The only way I see true, usable-for-any-situation MT becoming a reality would be with the invention of true AI. Translating meaning necessitates understanding and understanding necessitates consciousness. Especially with context – in Japanese, whole passages can go by without the subject being explicitly stated, which works fine and dandy for Japanese but makes it impossible to accurately translate it into English on a sentence-by-sentence basis.
However, even if we ever managed to create a true, human level (or beyond) AI, would we use it just to translate some random financial documents? Assuming that a true AI can be created, I see two possibilities as to its nature: either each AI is unique and has to be ‘grown’ through experience like a living person or you can make unlimited copies of the AI and run it on any computer that has the CPU muscle to power it like any other piece of software. If it ends up being the first possibility, it will be far too precious to use for ‘mere’ translation and far too expensive to make it profitable even if you did. If it ends up being the second possibility, that AI plus some general-purpose robot bodies (like the Honda Asimo already in existence) means that virtually every person on the planet will be out of a job and we’ll either enter a sci-fi paradise where people only work for pleasure or most of the world’s population will instantly be out of a job and revert to a literal hunter-gatherer existence to survive on the outskirts of Detroit et. al. while the handful of CEOs that run the robot and AI companies live a cushy existence until their eventual overthrow by their cybernetic slaves.
Even if an AI is doing the translating, you’d need to equip it with many of the same tools a human translator needs, like internet access to research new terms and confirm terminology use (as language is constantly evolving, especially in technical fields) and even a phone line so it could confirm, for example, names of businesses that have no website, which is a big concern in Japanese and other languages that use a writing system not descended from Latin.
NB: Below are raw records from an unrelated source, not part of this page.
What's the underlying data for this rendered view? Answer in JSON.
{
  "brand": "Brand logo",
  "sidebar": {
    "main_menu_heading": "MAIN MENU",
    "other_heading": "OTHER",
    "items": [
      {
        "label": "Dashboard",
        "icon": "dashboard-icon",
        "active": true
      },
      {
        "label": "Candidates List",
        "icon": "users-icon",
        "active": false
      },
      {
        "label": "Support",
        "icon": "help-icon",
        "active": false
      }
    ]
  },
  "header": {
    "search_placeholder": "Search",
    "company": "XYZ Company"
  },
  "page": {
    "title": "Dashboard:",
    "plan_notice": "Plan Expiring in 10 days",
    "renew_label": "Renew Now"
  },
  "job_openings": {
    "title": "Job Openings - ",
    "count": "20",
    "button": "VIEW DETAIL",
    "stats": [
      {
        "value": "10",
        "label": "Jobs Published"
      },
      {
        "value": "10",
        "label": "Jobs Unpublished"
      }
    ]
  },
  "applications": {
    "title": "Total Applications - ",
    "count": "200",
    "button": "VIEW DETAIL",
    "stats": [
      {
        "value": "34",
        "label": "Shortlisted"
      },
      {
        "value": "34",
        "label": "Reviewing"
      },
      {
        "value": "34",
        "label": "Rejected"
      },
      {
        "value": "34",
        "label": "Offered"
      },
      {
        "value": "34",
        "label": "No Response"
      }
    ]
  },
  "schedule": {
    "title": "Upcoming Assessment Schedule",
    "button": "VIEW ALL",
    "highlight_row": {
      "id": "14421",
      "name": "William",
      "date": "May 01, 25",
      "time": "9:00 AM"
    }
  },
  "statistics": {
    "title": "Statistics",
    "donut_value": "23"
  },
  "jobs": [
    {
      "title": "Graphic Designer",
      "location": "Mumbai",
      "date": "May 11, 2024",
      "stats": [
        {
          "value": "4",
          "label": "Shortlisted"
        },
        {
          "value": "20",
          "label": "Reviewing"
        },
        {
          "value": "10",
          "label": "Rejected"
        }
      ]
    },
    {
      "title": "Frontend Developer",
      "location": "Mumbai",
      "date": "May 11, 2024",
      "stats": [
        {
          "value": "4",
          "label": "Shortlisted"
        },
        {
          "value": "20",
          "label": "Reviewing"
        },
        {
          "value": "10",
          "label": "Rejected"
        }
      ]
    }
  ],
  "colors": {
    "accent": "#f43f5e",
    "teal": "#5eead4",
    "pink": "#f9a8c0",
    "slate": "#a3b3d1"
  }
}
Or you could just have it email those names to you so you can confirm them. Not deal-breakers, to be sure, but that AI translator starts to have the same concerns and drawbacks that a human translator has, though presumably it would work like a slave for free once you bought or rented it.
My ultimate concern, though, would be whether you could truly trust this AI, especially with sensitive information. What if it got hacked? Your company could lose all of its trade secrets in one blow because everything was being funneled through the AI for translation and all of that data was sitting in the AIs files for future reference. Further, how can you be absolutely sure that it’s translating everything correctly? Of course, human translators make mistakes as well, but how do you check the machine’s translations? With a human translator? With another, but different AI? And then there’s the fact that it’s just not a human intelligence -it’s not using a human brain, evolved over countless generation to have specific features that operate within a fairly definite range even between different people. It would be using software and a computer, or maybe a specialized device designed to facilitate AI, to operate. Either way, that’s not a human brain and it’s not going to think exactly like a human. If you give it its freedom and allow it to build trust like any living person – by working and not screwing up and holding it accountable for its action when it does – that’s one thing. But trusting what is effectively an alien slave is probably not something a lot of companies would want to do when faced with the reality.
But I should stop now that I’m neck-deep in science fiction. I think Steve Vitek said it quite eloquently, however, on his blog when he asked “Do you think that it is possible to create software, similar to machine translation software, that would write steamy romance novels that women would actually be buying and reading?”